Gao-Fu-Chinese-CDC-AP Gao Fu, director of the China Centers for Disease Control, speaks at the National Vaccines and Health conference in Chengdu in southwest China's Sichuan province Saturday, April 10, 2021. (Chinatopix Via AP)

After the head of China’s Centres for Disease Control (CDC) said that vaccines made in the country had a low efficacy, the official has backtracked, saying his words were misinterpreted in a “complete misunderstanding”.

On Saturday at a conference in the southwestern city of Chengdu, Gao Fu, CDC director, said that current vaccines "don't have very high rates of protection”. As a solution, he suggested China mix COVID-19 vaccines together to boost efficacy, and change the number of doses being administered and the length of time.

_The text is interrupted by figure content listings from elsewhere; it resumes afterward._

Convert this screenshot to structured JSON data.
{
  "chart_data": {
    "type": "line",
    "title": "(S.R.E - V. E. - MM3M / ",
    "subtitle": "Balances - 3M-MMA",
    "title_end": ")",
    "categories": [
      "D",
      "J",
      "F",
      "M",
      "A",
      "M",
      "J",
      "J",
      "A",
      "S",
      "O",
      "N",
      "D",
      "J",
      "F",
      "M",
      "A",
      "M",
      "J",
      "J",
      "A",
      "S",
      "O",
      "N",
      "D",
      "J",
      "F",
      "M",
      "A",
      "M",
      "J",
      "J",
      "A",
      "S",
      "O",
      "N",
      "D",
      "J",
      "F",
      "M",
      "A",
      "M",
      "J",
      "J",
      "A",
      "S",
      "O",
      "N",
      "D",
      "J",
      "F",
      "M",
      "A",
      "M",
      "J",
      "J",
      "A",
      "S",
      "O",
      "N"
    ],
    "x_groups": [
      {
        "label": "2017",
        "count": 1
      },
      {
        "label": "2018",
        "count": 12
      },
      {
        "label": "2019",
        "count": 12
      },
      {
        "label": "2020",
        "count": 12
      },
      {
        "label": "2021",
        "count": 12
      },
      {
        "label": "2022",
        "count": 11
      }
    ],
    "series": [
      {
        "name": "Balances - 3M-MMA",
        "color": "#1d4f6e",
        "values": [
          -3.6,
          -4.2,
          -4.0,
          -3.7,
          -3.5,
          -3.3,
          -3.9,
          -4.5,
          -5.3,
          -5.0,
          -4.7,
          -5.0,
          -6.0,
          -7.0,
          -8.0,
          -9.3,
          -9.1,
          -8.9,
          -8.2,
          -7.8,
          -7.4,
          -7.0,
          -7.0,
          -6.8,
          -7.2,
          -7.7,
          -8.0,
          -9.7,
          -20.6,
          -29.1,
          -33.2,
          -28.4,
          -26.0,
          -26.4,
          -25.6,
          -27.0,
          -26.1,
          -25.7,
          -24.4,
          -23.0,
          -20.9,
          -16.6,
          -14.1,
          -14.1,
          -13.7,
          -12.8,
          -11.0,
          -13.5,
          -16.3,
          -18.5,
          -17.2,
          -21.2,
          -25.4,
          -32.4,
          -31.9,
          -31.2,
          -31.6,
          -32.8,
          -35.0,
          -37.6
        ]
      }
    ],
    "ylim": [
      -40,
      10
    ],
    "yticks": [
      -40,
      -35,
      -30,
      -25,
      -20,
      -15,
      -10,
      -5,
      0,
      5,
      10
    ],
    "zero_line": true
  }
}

However, after his comments were heavily reported on suggesting he was saying China’s own vaccines had low efficacy, he spoke to Global Times and said "protection rates of all vaccines in the world are sometimes high, and sometimes low...how to improve their efficacy is a question that needs to be considered by scientists around the world.”

Vaccines made by Sinovac, a private company, and Sinopharm, a state-owned firm, have made up the majority of Chinese vaccines distributed to several dozen countries including Mexico, Turkey, Indonesia, Hungary, Brazil and Turkey.

The effectiveness of a Sinovac vaccine at preventing symptomatic infections was found to be as low as 50.4 per cent by researchers in Brazil, near the 50% threshold at which health experts say a vaccine is useful. By comparison, the Pfizer-BioNTech vaccine has been found to be 97 per cent effective.

A Sinovac spokesman, Liu Peicheng, acknowledged varying levels of effectiveness have been found but said that can be due to the age of people in a study, the strain of virus and other factors.

Beijing has yet to approve any foreign vaccines for use in China.

Gao gave no details of possible changes in strategy but cited mRNA as a possibility.

"Everyone should consider the benefits mRNA vaccines can bring for humanity," Gao said. "We must follow it carefully and not ignore it just because we already have several types of vaccines already."

Gao previously questioned the safety of mRNA vaccines. He was quoted by the official Xinhua News Agency as saying in December he couldn't rule out negative side effects because they were being used for the first time on healthy people.

Chinese state media and popular health and science blogs also have questioned the safety and effectiveness of the Pfizer-BioNTech vaccine. As of April 2, some 34 million people in China have received both of the two doses required for Chinese vaccines and about 65 million received one, according to Gao.

China currently has five vaccines in use in its mass immunization campaign, three inactivated-virus vaccines from Sinovac and Sinopharm, a one-shot vaccine from CanSino, and the last from Gao’s team in partnership with Anhui Zhifei Longcom.